Wien - Leon Askin feierte am Mittwoch, den 18. September, seinen 95. Geburtstag. Der österreichische Schauspieler und Regisseur, der in Hollywood u.a. im ersten Streifen in Cinemascope-Format ("The Robe" mit Richard Burton, 1953) mitgewirkt hat und sich im Exil für den österreichischen Film einsetzte, zählt zu den vielen Wiener Künstlern, die vor dem Nationalsozialismus fliehen mussten und in den Vereinigten Staaten Karriere machten. Seit 1994 lebt er wieder in Wien und ist noch immer aktiv: Derzeit steht er in Paulus Mankers Alma Mahler-Spektakel in Venedig auf der Bühne.

Wien - Düsseldorf - Paris - L.A.

Leon Askin wurde am 18. September 1907 in Wien als Leon Aschkenasy geboren. Er studierte in den Jahren 1927/28 bei Hans Thimig an der "Neuen Schule für dramatischen Unterricht", die dem Theater in der Josefstadt angegliedert war. 1928 erhielt er einen Elevenvertrag an der Josefstadt und wurde im selben Jahr auch nach Düsseldorf engagiert, wo er sowohl an den Städtischen Bühnen als auch im Louise-Dumont-Schauspielhaus auftrat. Zudem arbeitete er mit Leopold Lindtberg und vor allem mit Erwin Piscator zusammen.

1933 wurde er zwangsbeurlaubt, ging nach Paris und gründete dort das Kabarett "Künstler-Klub Paris-Wien", wo emigrierte Schauspieler wie Felix Bressart und Lilli Palmer auftraten. Bis 1935 arbeitete er als Schauspieler und Regisseur an verschiedenen Pariser Kleinbühnen, danach kehrte er nach Wien zurück. Er wirkte unter anderem an den Kleinkunstbühnen "Der liebe Augustin" und "ABC", trat als einer der Pioniere des Wiener Kabaretts in Erscheinung und brachte die Stücke von Jura Soyfer heraus.

Über Paris floh Askin 1940 vor den Nationalsozialisten in die USA. Dort begann er als Bühnenarbeiter, wurde jedoch bald künstlerischer Leiter und Regisseur des Washington Civic Theater. Im Zweiten Weltkrieg wurde er zur US-Army eingezogen, von 1942 bis 1946 war er Chefredakteur des von der US-Luftwaffe herausgegebenen Magazins "Orientation Digest". Danach erlangte er in New York als Regisseur und Schauspieler große Anerkennung. Er verkörperte rund 100 Filmrollen, unter anderem in "One, Two, Three" von Billy Wilder oder "Das Testament des Dr. Mabuse" von Fritz Lang.

Rückkehr mit Hürden und späten Ehrungen

Immer wieder absolvierte Askin Gastspielreisen nach Europa.

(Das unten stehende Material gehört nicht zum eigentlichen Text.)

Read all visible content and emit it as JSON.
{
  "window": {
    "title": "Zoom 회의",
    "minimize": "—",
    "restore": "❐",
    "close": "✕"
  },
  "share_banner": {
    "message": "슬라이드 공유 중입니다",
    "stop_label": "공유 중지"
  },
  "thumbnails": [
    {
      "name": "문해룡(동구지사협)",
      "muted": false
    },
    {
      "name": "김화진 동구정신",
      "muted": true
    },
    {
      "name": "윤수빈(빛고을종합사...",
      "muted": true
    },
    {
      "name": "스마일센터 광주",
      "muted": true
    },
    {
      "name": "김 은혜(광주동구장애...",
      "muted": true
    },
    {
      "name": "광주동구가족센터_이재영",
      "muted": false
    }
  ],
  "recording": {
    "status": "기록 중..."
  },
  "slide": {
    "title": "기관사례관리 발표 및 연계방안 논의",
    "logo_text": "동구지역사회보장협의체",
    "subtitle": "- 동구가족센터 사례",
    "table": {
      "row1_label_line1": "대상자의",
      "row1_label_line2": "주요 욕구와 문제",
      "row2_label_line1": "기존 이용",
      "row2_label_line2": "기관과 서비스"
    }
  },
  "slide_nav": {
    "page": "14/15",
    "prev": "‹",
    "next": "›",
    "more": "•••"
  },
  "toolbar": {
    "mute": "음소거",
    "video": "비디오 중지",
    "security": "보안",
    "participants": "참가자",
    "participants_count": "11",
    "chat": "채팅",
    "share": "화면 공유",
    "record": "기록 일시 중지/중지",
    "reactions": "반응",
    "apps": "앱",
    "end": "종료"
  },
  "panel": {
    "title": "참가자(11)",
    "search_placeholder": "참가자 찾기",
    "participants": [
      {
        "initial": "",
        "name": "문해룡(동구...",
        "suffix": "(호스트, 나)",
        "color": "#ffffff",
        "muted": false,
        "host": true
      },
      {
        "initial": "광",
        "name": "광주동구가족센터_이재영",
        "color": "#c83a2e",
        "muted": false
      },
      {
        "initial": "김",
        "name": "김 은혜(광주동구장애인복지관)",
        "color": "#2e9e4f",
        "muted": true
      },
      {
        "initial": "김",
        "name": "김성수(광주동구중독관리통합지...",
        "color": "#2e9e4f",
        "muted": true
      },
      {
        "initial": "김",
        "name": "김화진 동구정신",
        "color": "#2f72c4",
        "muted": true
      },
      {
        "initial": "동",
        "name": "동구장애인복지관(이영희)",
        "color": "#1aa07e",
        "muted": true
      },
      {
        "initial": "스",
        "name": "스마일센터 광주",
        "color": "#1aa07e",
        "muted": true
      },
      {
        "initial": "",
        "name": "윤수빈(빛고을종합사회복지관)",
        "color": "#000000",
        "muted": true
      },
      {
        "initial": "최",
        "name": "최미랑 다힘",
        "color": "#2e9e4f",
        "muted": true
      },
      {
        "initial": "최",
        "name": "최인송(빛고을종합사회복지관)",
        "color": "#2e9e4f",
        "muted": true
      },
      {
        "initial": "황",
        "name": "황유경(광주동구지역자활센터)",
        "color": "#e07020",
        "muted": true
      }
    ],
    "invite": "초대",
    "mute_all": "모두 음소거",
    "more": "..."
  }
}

Vielgerühmt war sein "Othello" 1957 in Hamburg, besonders in Wien feierte er wiederholt Publikumserfolge, etwa als Marquis de Sade oder als Pozzo in "Warten auf Godot" am Wiener Burgtheater. In den USA engagierte sich Askin, unter anderem in seiner Eigenschaft als Mitglied des Komitees der amerikanischen Filmakademie, immer wieder für das österreichische Filmschaffen und spielte nach 1958 neben seiner Arbeit am Theater auch in zahlreichen deutschen und österreichischen Filmen und TV-Produktionen mit.

Askins Rückkehr nach Wien, wo er seinen Lebensabend verbringen wollte, hatte allerdings einen bitteren Beigeschmack, wurde dem Schauspieler und Regisseur doch zunächst die Aufenthaltsgenehmigung verweigert. Erst nach heftigen Interventionen wurde der Bescheid rückgängig gemacht. Seither war er unter anderem in Joshua Sobols "Alma. A SHOW BIZ ans ENDE", als Tschang in "Das Land des Lächelns" in der Volksoper und in mehreren Filmen zu sehen.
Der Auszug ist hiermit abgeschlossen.